J&F Investimentos, the parent company of Brazilian meatpacker JBS, has pleaded guilty to US foreign bribery charges, agreeing to pay $128.25 million in criminal fines to settle the case.
J&F pleaded guilty to violating the U.S. Foreign Corrupt Practices Act in a federal court on Wednesday, following its role in a corruption scandal which saw officials at the Brazilian company bribe more than 1,900 Brazilian politicians to secure favourable business deals and financing from state-run banks to aid the expansion of subsidiaries such as JBS.
Under the terms of Wednesday’s agreement, the US Justice Department imposed a total penalty of $256.5 million on J&F, but ordered it to pay only half of that sum to US authorities to compensate for fines already paid to Brazilian authorities.
In 2017, the owners of J&F Investimentos, Joesley and Wesley Batista, confessed in a plea bargain deal that they had paid out millions of reais in bribes to Brazilian politicians. As a result of the deal, J&F Investimentos was ordered to pay a $3.2 billion fine within 25 years.
The US federal court heard on Wednesday that, between 2005 and 2014, J&F made approximately $174.6 million in corrupt payments to high-level Brazilian government officials; to executives at state-run banks Banco Nacional de Desenvolvimento Econômico e Social (BNDES) and Caixa Econômica Federal (Caixa); and to an executive of Fundação Petrobras de Seguridade Social (Petros), a Brazilian state-controlled pension fund.
According to the court, J&F executives used New York-based bank accounts to facilitate the bribery scheme and to make corrupt payments; purchased and transferred a Manhattan apartment as a bribe; and met in the US to discuss and further aspects of the scheme.
As part of the plea agreement, for the next three years, J&F will continue to cooperate with the US government in any ongoing or future criminal investigations concerning J&F, its executives, employees, or agents; enhance its compliance program; and report to the government on the implementation of its enhanced compliance program.
Acting assistant attorney general Brian C. Rabbitt of the Justice Department’s Criminal Division, said: “With today’s guilty plea, J&F has admitted to engaging in a long-running scheme to bribe corrupt officials in Brazil to obtain financing and other benefits for the company.

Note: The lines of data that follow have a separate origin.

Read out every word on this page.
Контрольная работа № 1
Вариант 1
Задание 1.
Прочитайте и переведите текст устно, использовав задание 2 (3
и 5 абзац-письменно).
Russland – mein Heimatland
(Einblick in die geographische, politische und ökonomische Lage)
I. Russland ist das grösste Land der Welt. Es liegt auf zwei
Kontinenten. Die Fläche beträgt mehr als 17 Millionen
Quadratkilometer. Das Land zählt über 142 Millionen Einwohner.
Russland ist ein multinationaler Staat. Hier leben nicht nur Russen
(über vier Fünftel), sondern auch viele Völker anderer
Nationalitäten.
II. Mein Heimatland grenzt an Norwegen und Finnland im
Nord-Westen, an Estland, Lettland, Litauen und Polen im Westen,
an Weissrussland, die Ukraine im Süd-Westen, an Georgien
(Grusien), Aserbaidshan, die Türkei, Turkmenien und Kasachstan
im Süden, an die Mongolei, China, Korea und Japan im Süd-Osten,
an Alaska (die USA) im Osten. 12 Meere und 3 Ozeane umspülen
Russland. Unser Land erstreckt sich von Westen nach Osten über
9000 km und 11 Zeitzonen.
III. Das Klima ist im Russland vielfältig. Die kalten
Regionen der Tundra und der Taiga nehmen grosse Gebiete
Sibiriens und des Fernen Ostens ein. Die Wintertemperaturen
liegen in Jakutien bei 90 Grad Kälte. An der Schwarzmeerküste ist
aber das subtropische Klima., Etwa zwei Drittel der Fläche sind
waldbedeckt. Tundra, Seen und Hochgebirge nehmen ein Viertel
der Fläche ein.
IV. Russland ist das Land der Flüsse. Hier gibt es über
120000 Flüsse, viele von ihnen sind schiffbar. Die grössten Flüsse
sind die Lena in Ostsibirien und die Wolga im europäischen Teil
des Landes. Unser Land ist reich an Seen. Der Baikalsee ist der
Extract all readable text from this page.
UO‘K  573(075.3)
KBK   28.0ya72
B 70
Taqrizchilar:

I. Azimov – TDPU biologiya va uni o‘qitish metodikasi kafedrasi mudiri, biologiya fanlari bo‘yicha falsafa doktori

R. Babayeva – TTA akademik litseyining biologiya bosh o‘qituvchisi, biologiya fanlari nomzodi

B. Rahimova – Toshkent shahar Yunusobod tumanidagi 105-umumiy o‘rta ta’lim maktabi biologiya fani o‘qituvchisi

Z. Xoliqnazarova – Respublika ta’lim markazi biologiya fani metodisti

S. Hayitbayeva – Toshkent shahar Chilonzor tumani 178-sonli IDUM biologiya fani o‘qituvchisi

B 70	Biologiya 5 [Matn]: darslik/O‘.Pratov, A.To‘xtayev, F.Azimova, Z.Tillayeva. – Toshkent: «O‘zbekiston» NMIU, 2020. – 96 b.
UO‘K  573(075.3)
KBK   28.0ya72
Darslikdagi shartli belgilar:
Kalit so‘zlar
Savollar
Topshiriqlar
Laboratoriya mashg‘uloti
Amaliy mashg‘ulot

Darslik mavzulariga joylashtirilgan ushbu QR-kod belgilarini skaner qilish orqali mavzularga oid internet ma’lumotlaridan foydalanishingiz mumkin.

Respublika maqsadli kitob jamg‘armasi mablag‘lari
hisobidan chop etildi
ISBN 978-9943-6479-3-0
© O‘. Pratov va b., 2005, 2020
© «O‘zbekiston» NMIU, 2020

“As part of this scheme, executives at the very highest levels of the company used US banks and real estate to pay tens of millions of dollars in bribes to corrupt government officials in Brazil in order to obtain hundreds of millions of dollars in financing for the company and its affiliates.
“Today’s resolution demonstrates the department’s continuing commitment to combating international corruption and holding companies accountable for violations of the FCPA.”
While JBS itself was not part of Wednesday’s plea agreement and will not bear any liabilities from the case, JBS and controlling shareholders did agree to pay $27 million to the Securities and Exchange Commission. The Wall Street Journal alleges that the payment relates to violations of US securities law by JBS-owned poultry company Pilgrim’s Pride.